The sight of the fluttering film reminds the poet of his school days and he becomes reminiscent. He recalls that whenever at school he saw that film on the grate, he superstitiously believed that a friend or a relative would come to see him from his native place. The thought of his native village with the bells ringing all the hot fair-day was sweet to him. He also remembers that, when he sat in the classroom pretending to study his book, he was all the time expecting some dear relative or friend to arrive. There is an element of autobiographical sense which gives us a glimpse into the school-life of Coleridge at Christ’s Hospital where he had been a student.

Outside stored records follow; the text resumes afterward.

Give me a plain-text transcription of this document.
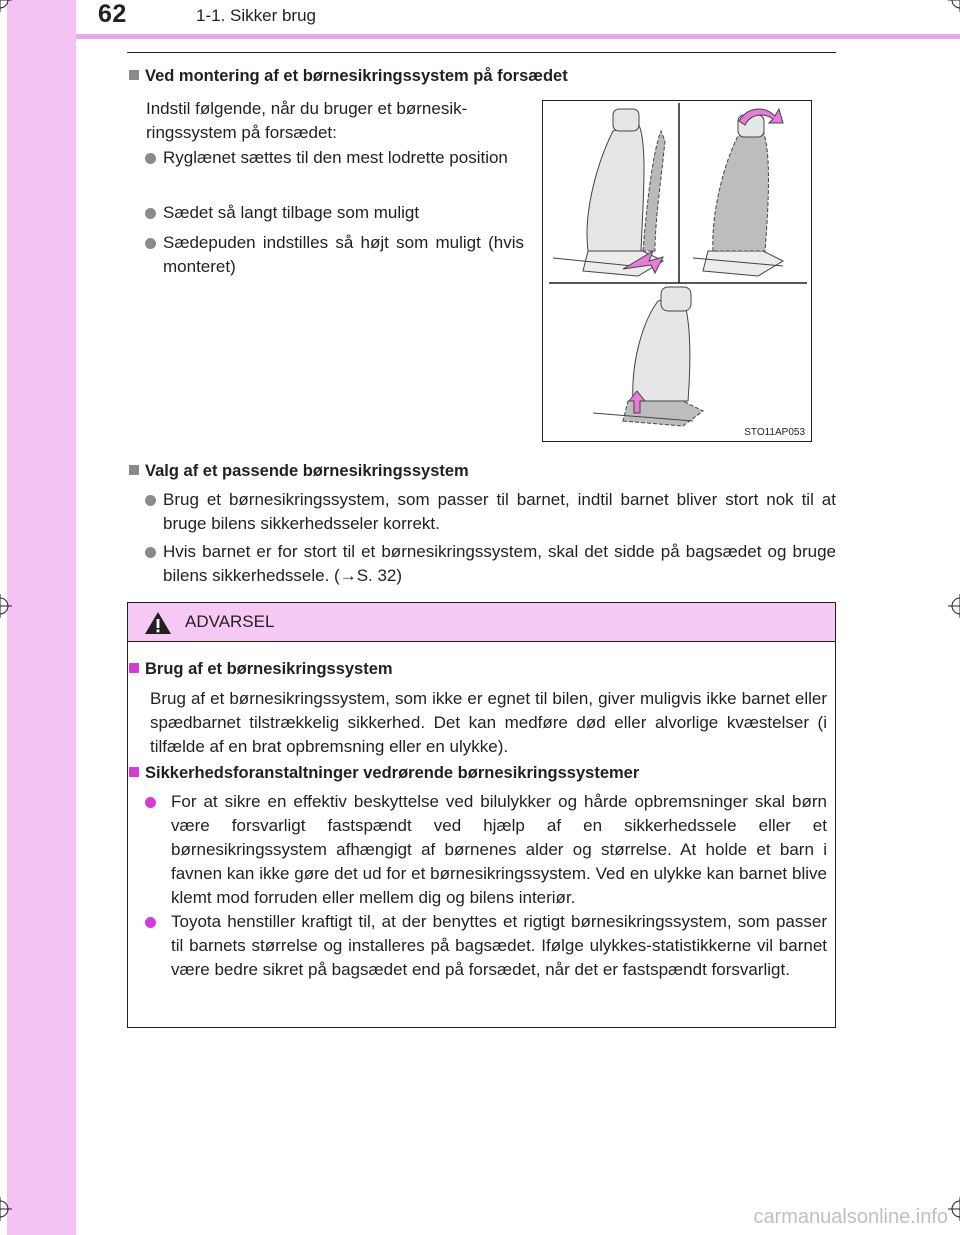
62	1-1. Sikker brug
Ved montering af et børnesikringssystem på forsædet
Indstil følgende, når du bruger et børnesik-
ringssystem på forsædet:
Ryglænet sættes til den mest lodrette position
Sædet så langt tilbage som muligt
Sædepuden indstilles så højt som muligt (hvis monteret)
STO11AP053
Valg af et passende børnesikringssystem
Brug et børnesikringssystem, som passer til barnet, indtil barnet bliver stort nok til at bruge bilens sikkerhedsseler korrekt.
Hvis barnet er for stort til et børnesikringssystem, skal det sidde på bagsædet og bruge bilens sikkerhedssele. (→S. 32)
ADVARSEL
Brug af et børnesikringssystem
Brug af et børnesikringssystem, som ikke er egnet til bilen, giver muligvis ikke barnet eller spædbarnet tilstrækkelig sikkerhed. Det kan medføre død eller alvorlige kvæstelser (i tilfælde af en brat opbremsning eller en ulykke).
Sikkerhedsforanstaltninger vedrørende børnesikringssystemer
For at sikre en effektiv beskyttelse ved bilulykker og hårde opbremsninger skal børn være forsvarligt fastspændt ved hjælp af en sikkerhedssele eller et børnesikringssystem afhængigt af børnenes alder og størrelse. At holde et barn i favnen kan ikke gøre det ud for et børnesikringssystem. Ved en ulykke kan barnet blive klemt mod forruden eller mellem dig og bilens interiør.
Toyota henstiller kraftigt til, at der benyttes et rigtigt børnesikringssystem, som passer til barnets størrelse og installeres på bagsædet. Ifølge ulykkes-statistikkerne vil barnet være bedre sikret på bagsædet end på forsædet, når det er fastspændt forsvarligt.
carmanualsonline.info
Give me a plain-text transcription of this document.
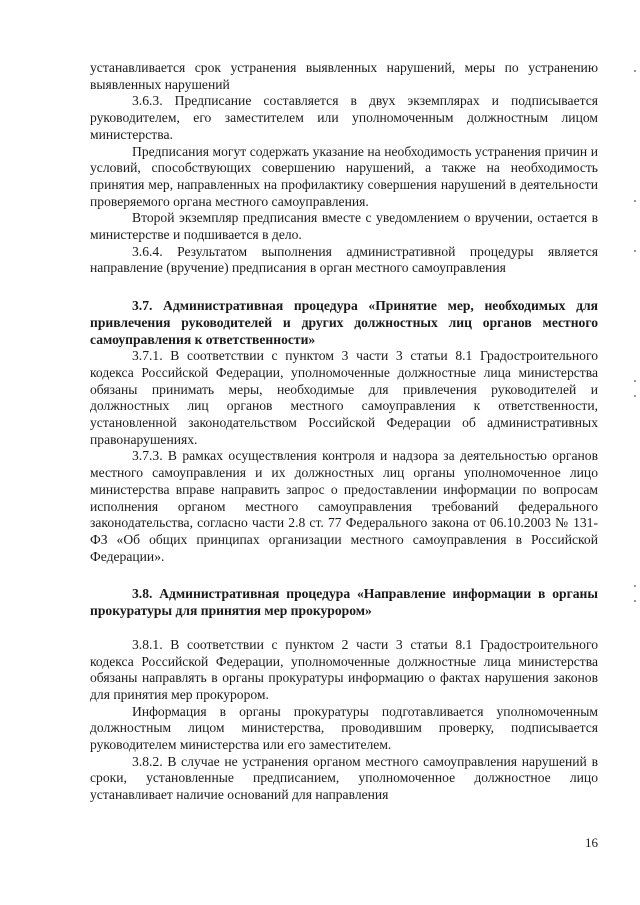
устанавливается срок устранения выявленных нарушений, меры по устранению выявленных нарушений

3.6.3. Предписание составляется в двух экземплярах и подписывается руководителем, его заместителем или уполномоченным должностным лицом министерства.

Предписания могут содержать указание на необходимость устранения причин и условий, способствующих совершению нарушений, а также на необходимость принятия мер, направленных на профилактику совершения нарушений в деятельности проверяемого органа местного самоуправления.

Второй экземпляр предписания вместе с уведомлением о вручении, остается в министерстве и подшивается в дело.

3.6.4. Результатом выполнения административной процедуры является направление (вручение) предписания в орган местного самоуправления

3.7. Административная процедура «Принятие мер, необходимых для привлечения руководителей и других должностных лиц органов местного самоуправления к ответственности»

3.7.1. В соответствии с пунктом 3 части 3 статьи 8.1 Градостроительного кодекса Российской Федерации, уполномоченные должностные лица министерства обязаны принимать меры, необходимые для привлечения руководителей и должностных лиц органов местного самоуправления к ответственности, установленной законодательством Российской Федерации об административных правонарушениях.

3.7.3. В рамках осуществления контроля и надзора за деятельностью органов местного самоуправления и их должностных лиц органы уполномоченное лицо министерства вправе направить запрос о предоставлении информации по вопросам исполнения органом местного самоуправления требований федерального законодательства, согласно части 2.8 ст. 77 Федерального закона от 06.10.2003 № 131-ФЗ «Об общих принципах организации местного самоуправления в Российской Федерации».

3.8. Административная процедура «Направление информации в органы прокуратуры для принятия мер прокурором»

3.8.1. В соответствии с пунктом 2 части 3 статьи 8.1 Градостроительного кодекса Российской Федерации, уполномоченные должностные лица министерства обязаны направлять в органы прокуратуры информацию о фактах нарушения законов для принятия мер прокурором.

Информация в органы прокуратуры подготавливается уполномоченным должностным лицом министерства, проводившим проверку, подписывается руководителем министерства или его заместителем.

3.8.2. В случае не устранения органом местного самоуправления нарушений в сроки, установленные предписанием, уполномоченное должностное лицо устанавливает наличие оснований для направления

16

In the next passage, the poet addresses his son, Hartley Coleridge. He makes a plan for his baby’s future. While he was himself brought up in the suffocating atmosphere of London, he would put this baby into close contact with Nature. The baby will wander like a breeze in natural surroundings and will see the lovely objects, as well as hear the sweet sounds, of Nature. The boy will grow up under the benevolent and educative influence of Nature. He will learn a lot in the company of Nature. He believes that God reveals himself through Nature and thus God will mould the character of the baby through the medium of Nature. These lines contain the belief that is called pantheism, namely the belief that the Divine Spirit pervades all objects of Nature and that God reveals himself through Nature. These lines were written under the influence of Wordsworth.

The poem ends with striking pictures of summer and winter. The child will grow to love all seasons — whether summer covers the whole earth with green grass and green plants, or the redbreast sits on an apple-tree singing its wintry song in the midst of snow-flakes, or the drops of water falling from the roofs of cottages freeze into icicles shining quietly in the light of the quiet moon.